Nicole comprit que le doute était trop pâle et que, dans une occasion pareille, il était besoin de l’affirmative.

— C’est-à-dire que j’en suis sûre, ajouta-t-elle.

— Très-bien ; mademoiselle occupe son temps à Taverney, à ce que je vois.

— Il faut bien songer à l’avenir. Vous qui êtes une demoiselle, vous aurez sans doute une fortune de quelque parent riche ; moi qui n’ai même pas de parents, je n’aurai que ce que je trouverai.

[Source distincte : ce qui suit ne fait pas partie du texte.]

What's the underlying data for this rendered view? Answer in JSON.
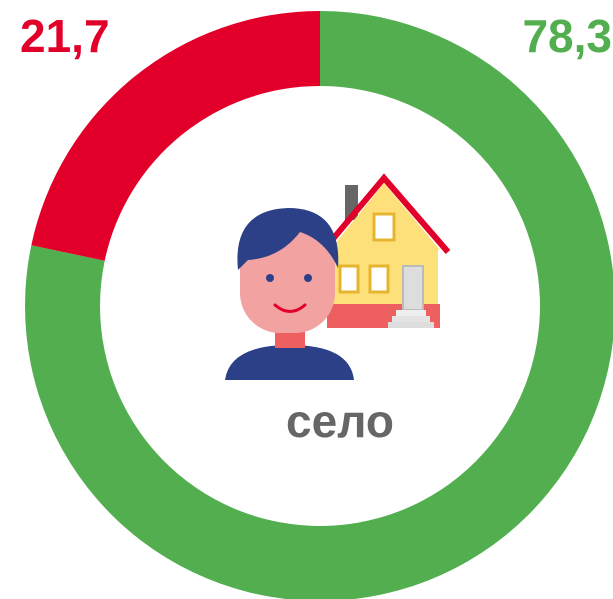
{
  "chart_data": {
    "type": "donut",
    "values": [
      78.3,
      21.7
    ],
    "value_labels": [
      "78,3",
      "21,7"
    ],
    "colors": [
      "#52ae4f",
      "#e2002a"
    ],
    "center_label": "село"
  }
}
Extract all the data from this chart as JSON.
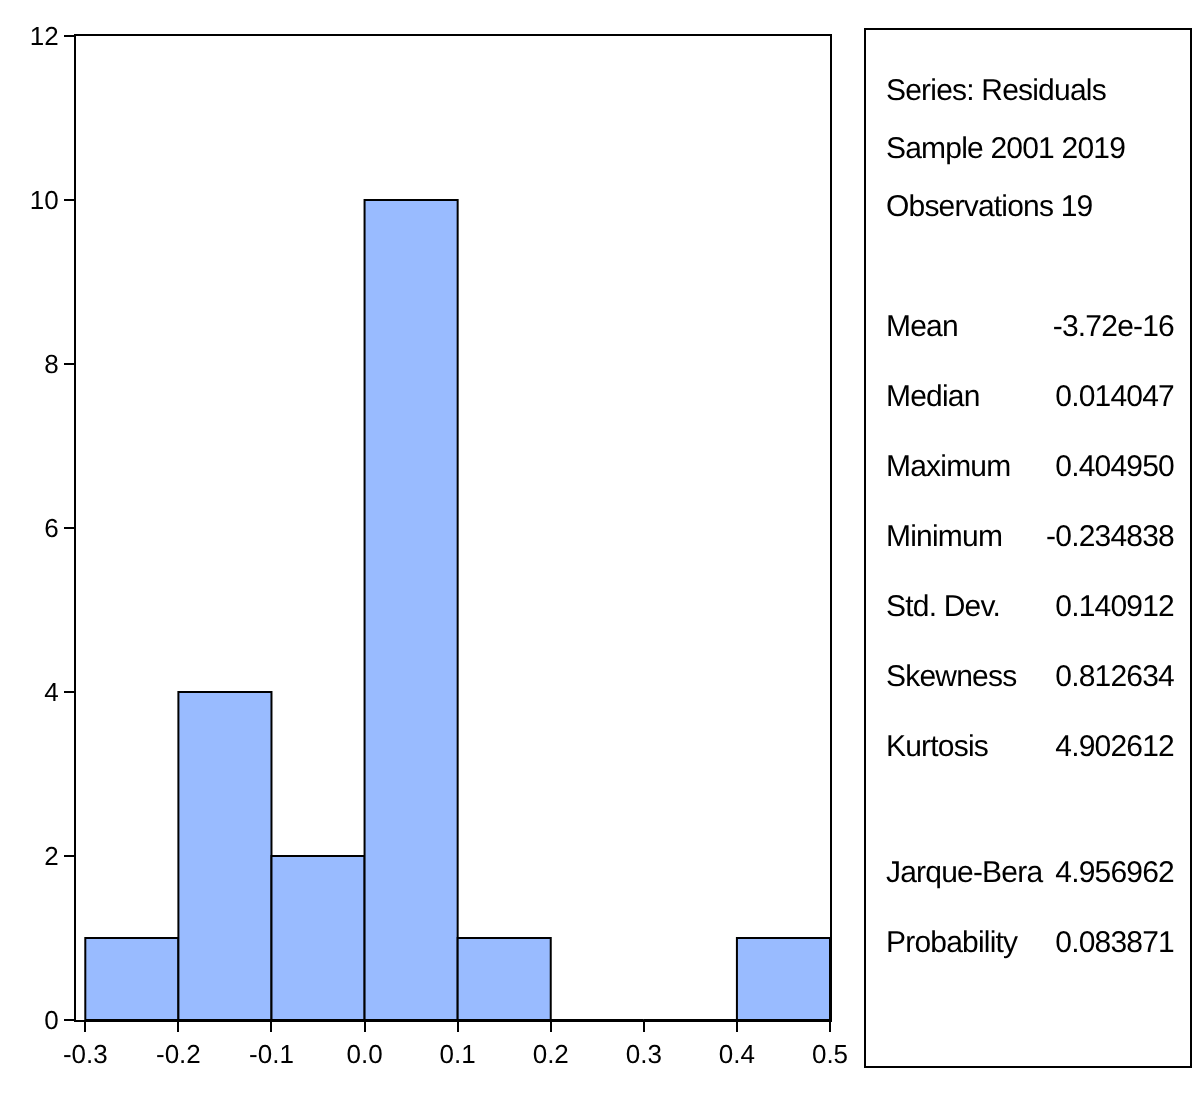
{
  "chart_data": [
    {
      "type": "histogram",
      "bins": [
        -0.3,
        -0.2,
        -0.1,
        0.0,
        0.1,
        0.2,
        0.3,
        0.4,
        0.5
      ],
      "values": [
        1,
        4,
        2,
        10,
        1,
        0,
        0,
        1
      ],
      "color": "#99bbff",
      "xlim": [
        -0.31,
        0.5
      ],
      "ylim": [
        0,
        12
      ],
      "xticks": [
        {
          "value": -0.3,
          "label": "-0.3"
        },
        {
          "value": -0.2,
          "label": "-0.2"
        },
        {
          "value": -0.1,
          "label": "-0.1"
        },
        {
          "value": 0.0,
          "label": "0.0"
        },
        {
          "value": 0.1,
          "label": "0.1"
        },
        {
          "value": 0.2,
          "label": "0.2"
        },
        {
          "value": 0.3,
          "label": "0.3"
        },
        {
          "value": 0.4,
          "label": "0.4"
        },
        {
          "value": 0.5,
          "label": "0.5"
        }
      ],
      "yticks": [
        0,
        2,
        4,
        6,
        8,
        10,
        12
      ],
      "grid": false
    },
    {
      "type": "other",
      "annotations": [
        "Series: Residuals",
        "Sample 2001 2019",
        "Observations 19"
      ],
      "categories": [
        "Mean",
        "Median",
        "Maximum",
        "Minimum",
        "Std. Dev.",
        "Skewness",
        "Kurtosis",
        "Jarque-Bera",
        "Probability"
      ],
      "value_labels": [
        "-3.72e-16",
        "0.014047",
        "0.404950",
        "-0.234838",
        "0.140912",
        "0.812634",
        "4.902612",
        "4.956962",
        "0.083871"
      ]
    }
  ]
}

Comme tout cela paraissait assez simple à Andrée, elle oublia peu à peu le ton avec lequel avaient été prononcées les paroles qu’elle avait trouvées inconvenantes, et sa bonté naturelle ayant pris le dessus :

— Au fait, dit-elle, qui veux-tu épouser ?

— Oh ! quelqu’un que mademoiselle connaît, dit Nicole, en attachant ses deux beaux yeux sur ceux d’Andrée.

— Que je connais ?

— Parfaitement.

— Qui est-ce ? tu me fais bien languir, voyons.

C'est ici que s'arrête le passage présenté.